About the artists: Ricardo Mazal’s interest in the anthropological practices of diverse global cultures, their spiritual rites, rituals and sacred places comes to the fore in his artistic expression. Through the use of photography, print-making, and the latest digital and video technology, Mazal achieves transformational perspectives and brings formal principles of composition into his work. Rigid blocks of color, flatness, folds, ribbons, stillness and texture have evolved over the span of decades to become the recognizable aesthetic for which he is known. The exhibition will feature paintings from the Bhutan Abstractions series, geometric and organic compositions that resulted from a family trip he took in 2014. Referencing Bhutanese prayer flags billowing in the wind, some of these paintings are flowing arabesques while others follow more hardline interplays of tone, color and texture, interrupted by visual hints of the region’s snow-capped vertiginous strata.
Another group of paintings alluding to geological terrain is his Violet Series, though in this series the geographic location referenced is closer to his home in New Mexico. These paintings offer a more minimalist colorfield rendering with tonal variations of deep violets, purples, midnight blues, reds and blacks -- colors associated with the shifting light during dawn and dusk.
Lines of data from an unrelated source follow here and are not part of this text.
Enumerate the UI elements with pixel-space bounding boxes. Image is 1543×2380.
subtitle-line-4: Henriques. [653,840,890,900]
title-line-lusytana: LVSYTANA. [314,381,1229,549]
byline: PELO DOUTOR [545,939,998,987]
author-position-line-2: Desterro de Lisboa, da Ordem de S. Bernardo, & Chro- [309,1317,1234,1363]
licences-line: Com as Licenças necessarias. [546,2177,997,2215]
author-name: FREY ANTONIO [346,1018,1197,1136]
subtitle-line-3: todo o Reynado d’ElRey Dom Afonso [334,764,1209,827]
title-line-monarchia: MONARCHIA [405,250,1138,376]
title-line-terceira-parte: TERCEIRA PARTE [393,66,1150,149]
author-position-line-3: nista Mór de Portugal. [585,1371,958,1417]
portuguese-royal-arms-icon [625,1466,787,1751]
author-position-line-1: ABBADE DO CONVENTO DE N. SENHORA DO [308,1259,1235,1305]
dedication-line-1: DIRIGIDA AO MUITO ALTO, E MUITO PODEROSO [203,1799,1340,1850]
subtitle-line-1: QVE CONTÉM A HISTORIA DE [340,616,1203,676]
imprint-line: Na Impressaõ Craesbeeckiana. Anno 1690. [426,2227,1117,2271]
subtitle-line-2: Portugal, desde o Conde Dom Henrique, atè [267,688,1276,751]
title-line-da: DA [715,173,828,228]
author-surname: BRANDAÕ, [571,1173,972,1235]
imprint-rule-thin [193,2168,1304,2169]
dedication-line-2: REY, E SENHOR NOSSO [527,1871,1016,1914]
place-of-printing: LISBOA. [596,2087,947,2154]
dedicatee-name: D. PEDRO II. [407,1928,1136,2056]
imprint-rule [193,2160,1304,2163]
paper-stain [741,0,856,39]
However, for Mazal this series is less about a physical location and more about unlocking the emotive, spiritual and mystical qualities of the color violet. He achieves the synthesis of background and foreground by bifurcating his composition, using hand-made squeegees to make refined surfaces, and contrasting them with grooved blocks made with the tips of paintbrushes.
Mazal divides his time between Santa Fe, New Mexico, New York and his native Mexico City, and his works are in many public and private collections around the world. He has had over fourteen solo museum exhibitions in Mexico and the United States, and his work was included in Frontiers Reimagined, a collateral event of the 56th Venice Biennale in 2015.
Paul Bloch has been using traditional methods with hand-powered chisels and other tools to carve sculpture out of solid marble and limestone. He tackles the material directly without the use of preparatory models or maquettes, maximizing its limits and volume to create beautifully abstracted three-dimensional forms. Bands, coils, twists and turns emerge out of the hard stone, creating balance and tensions between positive and negative space. Bloch approaches his sculpture-making with improvisation much as a jazz musician would, instinctually treating and coaxing the rigid marble as if it were as malleable as clay or a soft metal. Years in Carrara, Italy, where he quarries most of his stone, taught him to refine his understanding, skills and clarity as a sculptor, much like the Renaissance masters who also sourced the ancient material from the same site. Bloch ships the stone from Italy to his studio in New Mexico where he completes the work. He has had group and solo exhibitions in the United States and Europe and his sculptures are in many private and corporate collections here and abroad.
This exhibition was made possible with the generous collaboration of Sundaram Tagore Gallery in New York City.